My twitter feed was buzzing this afternoon about John Platt’s Sunday Species Snapshot on the axolotl. The axolotl is an awesome-looking salamander native to the Mexico City area that never metamorphosizes out of its larval state, thus it retains gills. The post is titled “Did the axolotl just go extinct?” and was inspired by a Huffington Post article last week. The axolotl’s habitat has been basically erased by the growth of Mexico City and draining of the area’s lakes. This has been a long process, and newspaper articles, like one in the New York Times from 2012, have pointed out the eminent danger to the species. But with today’s Snapshot story, some amphibian experts piped in to correct the story saying that another field survey is happening this spring, so we can’t be certain that the species is gone.

A pet axolotl bought in May 2011 and named Frida by her owners. Creative Commons licensed photo by carnifex82 on Flickr.

A pet axolotl bought in May 2011 and named Frida by her owners. Photo by carnifex82 on Flickr and reproduced under CC BY-NC-SA 2.0 license.

While that correction was good, the discussion still made it sound like axolotls might be extinct. But nothing is further from the truth. Although axolotls might be extinct in the wild, there are huge populations in captivity. The species is highly sought-after in biomedical research because it has amazing regenerative properties and it is a common aquarium-enthusiast species. The Ambystoma Genetic Stock Center (AGSC) at the University of Kentucky maintains a breeding colony of axolotls, which are sold to various research institutions. When the colony was an University of Indiana (it moved in 2005), the colony had an average of 600 to 700 adults and shipped out about 300 eggs per week (Gresens 2004). Considering that this is just one breeding center, we should not be concerned that the axolotl will become extinct.

It may, however, become extinct in the wild. Since there is a large population of axolotls available, a reintroduction might be possible — assuming appropriate habitat is restored. Reintroduction of extinct in the wild species has happened before, with European bison, Arabian oryx, black-footed ferret, and red wolf topping the list of successful reintroductions (a good list of successes and failures is available online). Although most of the projects are mammals, one of the successes is a fish, Yarqon Bleak, which was reintroduced to 12 sites in Israel, and another is the Kihansi Spray Toad which was returned to Tanzania after being bred in US zoos. We have some historical attempts to look at if we want to repopulate axolotls in the wild, whether they become entirely extirpated in the wild or, if some do remain in the wild, we want to reintroduce them to prior habit.

A side note here: Just so there is no misunderstanding, I’m not saying it’s ok for us to kill off the axolotl in the wild because they exist in captivity. We need to do everything we can to save the axolotls and their habitats. My point is that the species is not going to disappear any time soon.

So all this got me thinking about what counts as extinction — or more broadly, what counts as failure or success for animal species. After all, the axolotl has been extremely successful as a population. These funky Mexican salamanders have been able to spread themselves all over the globe because of their unusual traits.
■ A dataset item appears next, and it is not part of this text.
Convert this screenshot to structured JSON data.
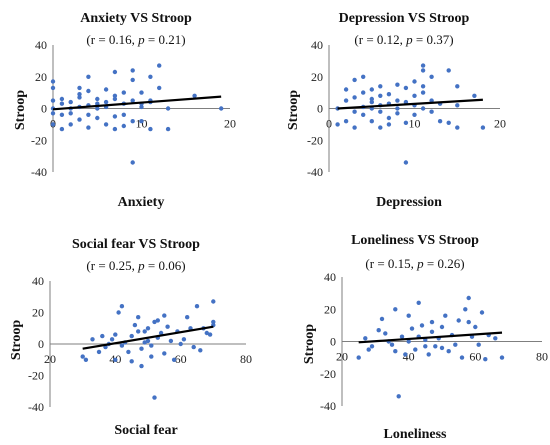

First, they attracted scientists who wanted to understand the species’ usual metamorphosis (the first specimens were shipped from Mexico City to Paris in 1863). Then, axolotls got the attention of medical researchers working on heart defects and embryonic development. Finally, they turned out useful in wound healing and limb regeneration research. And on top of that, their cool looks garnered interest from individuals wanting to have them at home. I’m reminded of the tulip in Michael Pollan’s Botany of Desire — it’s been extremely successful from a biological point of view, even if that success isn’t in the wild. The axolotl could be written as a success story.

In light of that success, I want to end on a positive note. Even from behind a glass wall, the axolotl has the ability to captivate us, to draw us in, to make us realise what it is to be human simultaneously with what it is to be non-human. This is said so beautifully in a passage from the marvellous “Axolotl” by the Argentinian writer Julio Cortázar:

My face was pressed against the glass of the aquarium, my eyes were attempting once more to penetrate the mystery of those eyes of gold without iris, without pupil. I saw from very close up the face of an axolotl immobile next to the glass. No transition and no surprise, I saw my face against the glass, I saw it on the outside of the tank, I saw it on the other side of the glass. Then my face drew back and I understood.